そんな二人は、傍目にはなんかの兄貴分っぽい白ジャケット男と、まだ少年に見える獄吏らしき青年が楽しく騒いでいるだけに見える。
スワロのバリアのせいで、音は完全には消えていないが、小さく抑えられてはいて、小声で話している内容は立ち聞きされてはいないだろう。
けれど。
この二人、何故こんなに子供っぽいんだろう。
テーブルの上のスワロは、思わず二人を冷めた目で交互に確認してしまっていた。
一体何をはしゃいでいるのか。しかも、つまらない内容で。
スワロはそんな二人に呆れていた。
この二人の波長が合うのは結構だし、ご主人も楽しそうなのも結構だが、二人ともどうも妙なところで子供っぽい。
自分が一番大人かもしれない。これは。
スワロは人知れずうなずく。
もうこいつらはダメだ。スワロがしっかりしなきゃ。
「悪かった、悪かったよー。ははは」
そんなアシスタントの思いも知らず、ユーレッドは目尻を拭いつつ、ようやく笑いを収め、不機嫌なタイロの機嫌を取りにかかる。

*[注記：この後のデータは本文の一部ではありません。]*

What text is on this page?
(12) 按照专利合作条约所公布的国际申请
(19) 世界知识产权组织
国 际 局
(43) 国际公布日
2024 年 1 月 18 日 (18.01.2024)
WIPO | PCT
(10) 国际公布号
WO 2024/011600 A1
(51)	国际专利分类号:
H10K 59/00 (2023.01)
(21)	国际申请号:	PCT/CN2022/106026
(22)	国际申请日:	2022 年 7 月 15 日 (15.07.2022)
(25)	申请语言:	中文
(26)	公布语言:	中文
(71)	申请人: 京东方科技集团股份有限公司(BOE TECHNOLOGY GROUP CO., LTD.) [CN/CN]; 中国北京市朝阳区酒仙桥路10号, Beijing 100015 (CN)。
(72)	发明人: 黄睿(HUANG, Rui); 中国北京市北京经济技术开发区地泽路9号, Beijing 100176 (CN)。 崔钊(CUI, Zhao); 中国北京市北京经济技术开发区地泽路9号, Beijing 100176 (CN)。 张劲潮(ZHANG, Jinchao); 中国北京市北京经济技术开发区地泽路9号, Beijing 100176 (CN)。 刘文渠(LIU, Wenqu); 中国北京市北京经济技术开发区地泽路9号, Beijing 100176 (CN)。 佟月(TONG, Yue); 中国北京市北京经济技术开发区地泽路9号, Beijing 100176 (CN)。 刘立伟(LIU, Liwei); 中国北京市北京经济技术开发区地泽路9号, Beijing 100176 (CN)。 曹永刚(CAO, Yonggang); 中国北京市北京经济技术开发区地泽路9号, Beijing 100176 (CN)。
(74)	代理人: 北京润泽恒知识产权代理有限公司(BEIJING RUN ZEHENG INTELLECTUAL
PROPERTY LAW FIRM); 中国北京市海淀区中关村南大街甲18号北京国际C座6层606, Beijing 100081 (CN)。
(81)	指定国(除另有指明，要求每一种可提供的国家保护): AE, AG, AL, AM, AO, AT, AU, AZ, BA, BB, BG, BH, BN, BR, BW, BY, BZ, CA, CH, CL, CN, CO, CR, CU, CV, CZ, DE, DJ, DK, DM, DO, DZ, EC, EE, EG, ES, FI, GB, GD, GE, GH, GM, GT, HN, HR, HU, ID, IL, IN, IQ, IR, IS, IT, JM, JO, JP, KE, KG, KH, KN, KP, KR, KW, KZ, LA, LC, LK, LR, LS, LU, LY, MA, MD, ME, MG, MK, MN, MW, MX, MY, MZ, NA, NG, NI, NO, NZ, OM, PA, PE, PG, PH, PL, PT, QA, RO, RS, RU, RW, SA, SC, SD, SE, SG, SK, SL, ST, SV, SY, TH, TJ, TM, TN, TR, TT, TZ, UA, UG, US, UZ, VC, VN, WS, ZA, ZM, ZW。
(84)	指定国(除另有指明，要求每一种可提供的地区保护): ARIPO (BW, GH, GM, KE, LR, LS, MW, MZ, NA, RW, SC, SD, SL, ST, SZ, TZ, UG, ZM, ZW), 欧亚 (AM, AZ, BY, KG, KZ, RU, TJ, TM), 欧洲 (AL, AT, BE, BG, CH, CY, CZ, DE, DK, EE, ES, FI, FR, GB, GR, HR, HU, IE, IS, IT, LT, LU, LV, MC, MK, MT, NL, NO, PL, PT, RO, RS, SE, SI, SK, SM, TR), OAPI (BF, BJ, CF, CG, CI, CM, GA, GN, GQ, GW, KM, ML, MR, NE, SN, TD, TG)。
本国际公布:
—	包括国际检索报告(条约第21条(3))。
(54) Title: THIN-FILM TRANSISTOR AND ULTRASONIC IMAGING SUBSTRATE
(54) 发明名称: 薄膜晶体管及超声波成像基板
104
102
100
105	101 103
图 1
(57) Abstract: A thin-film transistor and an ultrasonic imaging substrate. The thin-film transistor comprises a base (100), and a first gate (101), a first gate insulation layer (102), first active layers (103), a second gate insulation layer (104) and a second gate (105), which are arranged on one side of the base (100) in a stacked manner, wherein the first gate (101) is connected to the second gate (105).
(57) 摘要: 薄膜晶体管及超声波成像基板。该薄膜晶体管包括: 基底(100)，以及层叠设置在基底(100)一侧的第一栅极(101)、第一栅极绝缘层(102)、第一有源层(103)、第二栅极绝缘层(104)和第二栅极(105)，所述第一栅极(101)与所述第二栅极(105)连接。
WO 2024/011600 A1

「そんな怒るとポテトが冷めちまうぜー。俺も少しご相伴にあずかってやるからさー。な、食べようぜ?」
「わかりましたよー! ただし、俺を怒らせたんだから、ちゃんと食べてくださいよ!」
「わかったって! タイロ様の買ってきたメシは、ジャンクフードでも特別に美味いよ! 本当、揚げたてでうまいぜ?」
「本当ですかあ?」
「本当だよ!」
笑いながら、大きな口にポテトを失敬してねじ込むユーレッドだ。
スワロはやれやれと、楽しそうなご主人を見上げる。
楽しくご飯を食べてくれるのだから、だめなところは目をつぶろう。
スワロはそう考えて、再び二人を観察しはじめる。
「あ、本当だ! このポテトうまいですね!」
ポテトを食べ始めたタイロは、もう機嫌を直していた。
なんだか騒がしいが、妙に楽しいランチタイムだ。